First-degree murder conviction upheld for Calgary man in swarming death

First-degree murder conviction upheld for Calgary man in swarming death

CALGARY — Alberta’s top court has upheld a first-degree murder conviction for a man found guilty in the swarming death of a young man outside a Calgary nightclub.

Nathan Gervais was originally scheduled to stand trial in May 2016, along with four other men, in the death of 18-year-old Lukas Strasser-Hird.

Hird was beaten and stabbed outside the Vinyl nightclub following an argument in 2013.

Gervais fled to Vietnam weeks before the trial was to begin.

Franz Cabrera and Assmar Shlah were found guilty of second-degree murder. Joch Pouk was found guilty of manslaughter, while a fourth suspect was acquitted.

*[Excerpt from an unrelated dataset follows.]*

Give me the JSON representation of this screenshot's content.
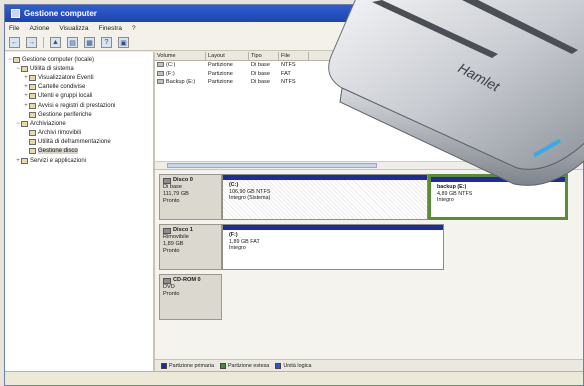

Gervais was arrested in Vietnam in 2018. He was returned to Calgary to face trial and was convicted of first-degree murder the following year.

He was sentenced to life in prison with no chance of parole for 25 years.

Gervais appealed his conviction, arguing that the trial judge erred by ruling that he had killed someone while committing another offence — forcible confinement — and was guilty of first-degree murder. Gervais asked the Appeal court to substitute the conviction with second-degree murder.

The Court of Appeal found that the trial judge, Court of Queen’s Bench Justice William Tilleman, did not make an error in his verdict.

“The judge stated and applied the correct legal principles regarding the requirement that confinement be continuous and be distinct from the act of killing,” wrote Justice Marina Paperny.

“The trial judge concluded the confinement started when Mr. Gervais and his friends blocked the exit at the front of the Vinyl and continued until Mr. Strasser-Hird was pinned against the dumpster in the alley.

“It was Mr. Gervais’ actions both at the front and rear alley of the Vinyl that prevented Mr. Strasser-Hird from leaving safely.”